Closed dbrazey closed 4 years ago
Hello~
I can understand your confusion about the joint coordinates. I recommend that you first understand the relationship between world coordinate, camera coordinate, image plane coordinate, and pixel coordinate. world-coordinate-to-pixel-coordinate introduction. When you understand the relationship between them, it is easy to understand in combination with my responses below.
Hello,
I am a beginner in 3D pose estimation field and I have a simple question concerning the output of the algorithm. My question is quite global.

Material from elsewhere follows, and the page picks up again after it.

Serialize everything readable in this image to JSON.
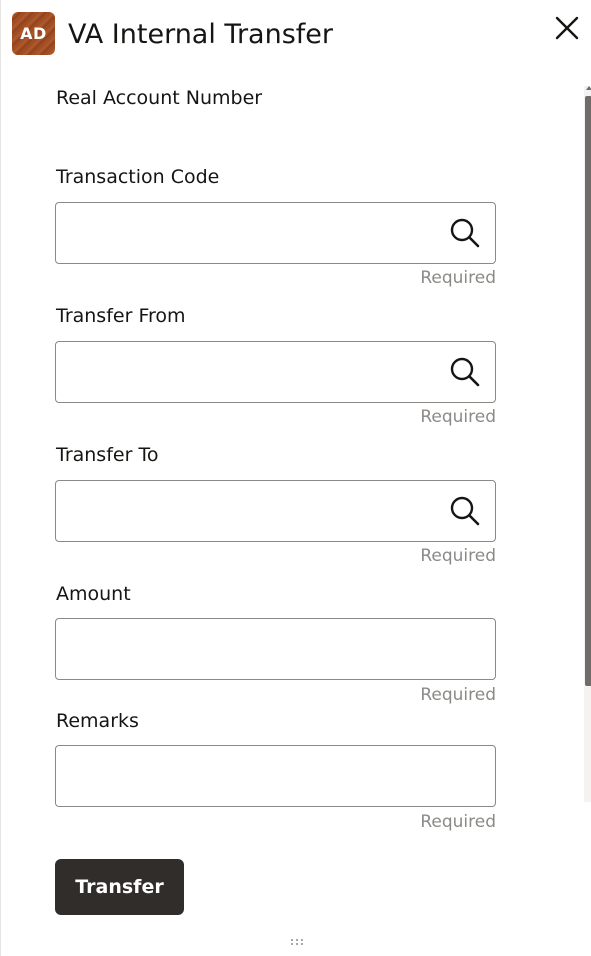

The neural net estimates 3D points from the 2D keypoints. If I understood correctly, and as I read on VideoPose3D issues, these 3D points are given in the "camera space". Then, the function camera_to_world applies an affine transform in order to get the points in the "world space". Points are then translated so that the lowest height of all the points of the sequence is zero.
The transform from the camera space to the world space is taken from the Human 3.6m dataset (a quaternion) with a forced null translation. I understand the null translation since we are mainly interested in the orientation of the points and not their absolute location.
1 - This means that if my camera setup (angles with respect to the ground for example) is different from the human 3.6m setup, the orientation of the resulting skeleton will be rotated with respect to the ground, right ? So a perfectly right standing person can be rotated and not right standing with respect to the (OXY) plane in the visualization ? Therefore, I suppose that I need to find my own transform "camera to world" according to my setup. Am I right ? When saying that, I suppose that the "world space" is such that (OXY) si the ground and the Z axis is the normal to the ground, but I didn't found this information anywhere yet.
2 - I dont't understand the meaning of the 3D coordinates in the camera space. When creating the dataset, points are in the world space and are mapped into each camera reference frame (after a calibration I suppose). Therefore, are the coordinates of the dataset 3D points expressed in meter units ? Or are they normalized ?
Thank you for your help.